New technology is a double edged sword. While it enables banks to be more competitive through
huge investments, it also enables new competition from fast moving nonbanking firms. This trend
can be seen in the area of online payments, where recent innovations have provided an opportunity
for nonbanks to break into the banking business, threatening the banking stronghold on one of the
last key services provided by banks. The present nature of online payments is a clear indication that
if the banking industry fails to meet the demand for new products, there are many industries that
are both willing and able to fill the void.
Changing Dynamics in the Banking Industry
In the past, the banking industry was chiefly concerned with asset quality and capitalization if the
bank was performing well along these two dimensions, then the bank would likely be profitable.
Today performing well on asset quality and capitalization is not enough. Banks need to find new
ways to increase revenues in a mature market for most traditional banking services,
particularly consumer credit. A thorough understanding of this competitive environment is needed
before banks can determine their online strategy.
The challenge facing the banking industry is whether management has the creativity and vision to
harness the technology and provide customers with new financial products necessary to satisfy
their continually changing financial needs. Banks must deliver high quality products at the
customers' convenience with high-tech, high-touch personal and affordable service. In order to
achieve this, management has to balance the five key values that increasingly drive customers'
banking decisions: simplicity, customized ser- vice, convenience, quality, and price.
Online banking will realize its full potential when the following key elements fall into place:
The development of an interesting portfolio of products and services that are attractive
to customers and sufficiently differentiated from competitors.

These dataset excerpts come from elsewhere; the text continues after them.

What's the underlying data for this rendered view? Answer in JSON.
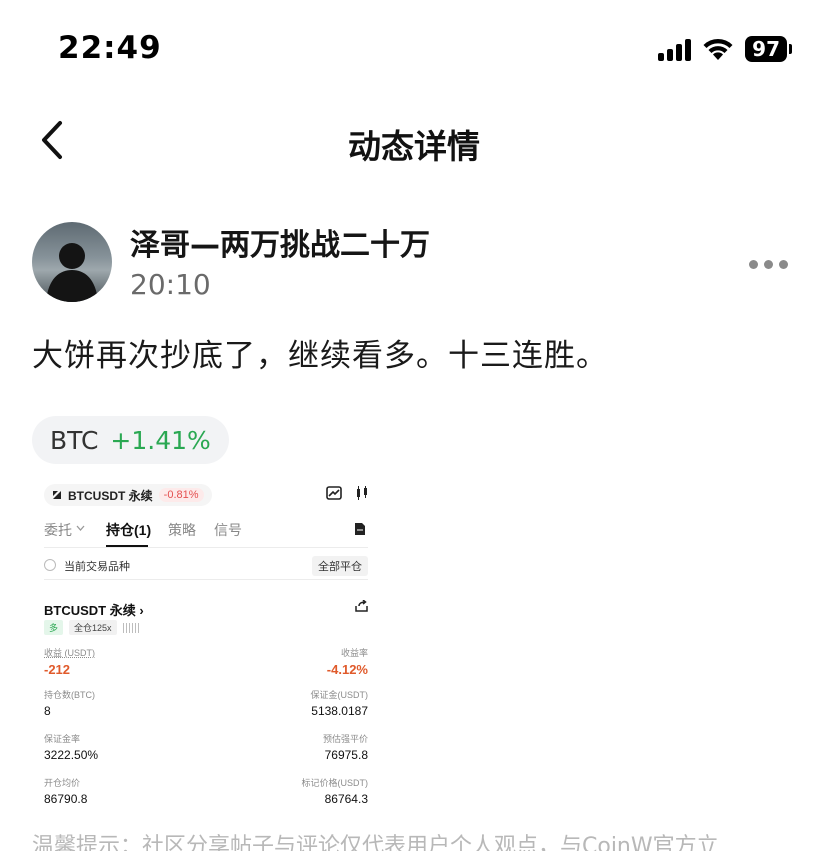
{
  "status_bar": {
    "time": "22:49",
    "battery": "97",
    "icons": [
      "cellular-signal-icon",
      "wifi-icon",
      "battery-icon"
    ]
  },
  "nav": {
    "back_icon": "chevron-left-icon",
    "title": "动态详情"
  },
  "post": {
    "author_name": "泽哥—两万挑战二十万",
    "time": "20:10",
    "more_icon": "more-dots-icon",
    "body": "大饼再次抄底了，继续看多。十三连胜。"
  },
  "coin_tag": {
    "symbol": "BTC",
    "change": "+1.41%",
    "change_color": "#2aa852"
  },
  "screenshot": {
    "pair_label": "BTCUSDT 永续",
    "pair_change": "-0.81%",
    "tabs": [
      {
        "label": "委托",
        "active": false
      },
      {
        "label": "持仓(1)",
        "active": true
      },
      {
        "label": "策略",
        "active": false
      },
      {
        "label": "信号",
        "active": false
      }
    ],
    "filter_label": "当前交易品种",
    "close_all_label": "全部平仓",
    "position": {
      "title": "BTCUSDT 永续",
      "tag_side": "多",
      "tag_margin": "全仓125x"
    },
    "fields": [
      {
        "label": "收益 (USDT)",
        "value": "-212"
      },
      {
        "label": "收益率",
        "value": "-4.12%"
      },
      {
        "label": "持仓数(BTC)",
        "value": "8"
      },
      {
        "label": "保证金(USDT)",
        "value": "5138.0187"
      },
      {
        "label": "保证金率",
        "value": "3222.50%"
      },
      {
        "label": "预估强平价",
        "value": "76975.8"
      },
      {
        "label": "开仓均价",
        "value": "86790.8"
      },
      {
        "label": "标记价格(USDT)",
        "value": "86764.3"
      }
    ]
  },
  "disclaimer": "温馨提示：社区分享帖子与评论仅代表用户个人观点，与CoinW官方立"
}
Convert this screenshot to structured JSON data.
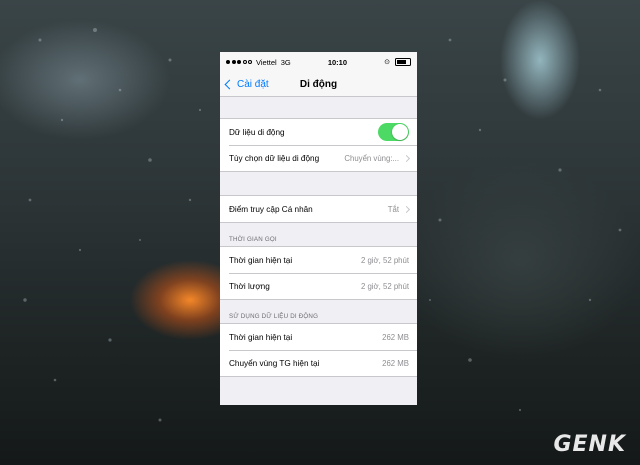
{
  "status_bar": {
    "carrier": "Viettel",
    "network": "3G",
    "time": "10:10"
  },
  "nav": {
    "back_label": "Cài đặt",
    "title": "Di động"
  },
  "group1": {
    "cellular_data_label": "Dữ liệu di động",
    "cellular_data_on": true,
    "options_label": "Tùy chọn dữ liệu di động",
    "options_value": "Chuyển vùng:..."
  },
  "group2": {
    "hotspot_label": "Điểm truy cập Cá nhân",
    "hotspot_value": "Tắt"
  },
  "call_time": {
    "header": "THỜI GIAN GỌI",
    "rows": [
      {
        "label": "Thời gian hiện tại",
        "value": "2 giờ, 52 phút"
      },
      {
        "label": "Thời lượng",
        "value": "2 giờ, 52 phút"
      }
    ]
  },
  "data_usage": {
    "header": "SỬ DỤNG DỮ LIỆU DI ĐỘNG",
    "rows": [
      {
        "label": "Thời gian hiện tại",
        "value": "262 MB"
      },
      {
        "label": "Chuyển vùng TG hiện tại",
        "value": "262 MB"
      }
    ]
  },
  "watermark": {
    "brand": "GENK"
  },
  "colors": {
    "accent": "#007aff",
    "toggle_on": "#4cd964",
    "background": "#efeff4"
  }
}
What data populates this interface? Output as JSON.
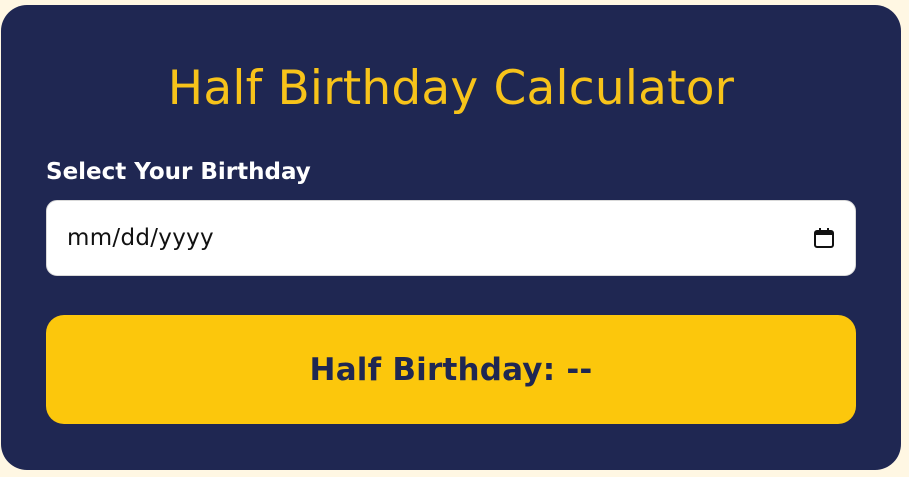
{
  "page": {
    "title": "Half Birthday Calculator"
  },
  "form": {
    "label": "Select Your Birthday",
    "date_placeholder": "mm/dd/yyyy",
    "calendar_icon": "calendar-icon"
  },
  "result": {
    "prefix": "Half Birthday:",
    "value": "--"
  },
  "colors": {
    "card_bg": "#1f2752",
    "accent": "#fcc70c",
    "title": "#f7c31a",
    "page_bg": "#fff7e3"
  }
}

The creation of online financial supply chains to manage the shift from banks as gatekeeper
models to banks as gateways.
The emergence of low-cost interactive access terminals for the home as well as affordable
interactive home information services.
The identification of new market segments with untapped needs such as the willingness to
pay for the convenience of remote banking.
The establishment of good customer service on the part of banks. The fact that technology
increases the ease of switching from one bank to an- other means that banks that do not
offer superior customer service may see low levels of customer loyalty.
The development of effective back-office systems that can support sophisticated retail
interfaces.
As on- line banking is initially attractive to a wealthy segment of the population, the banks that
move first will increase their share of the most profitable customers.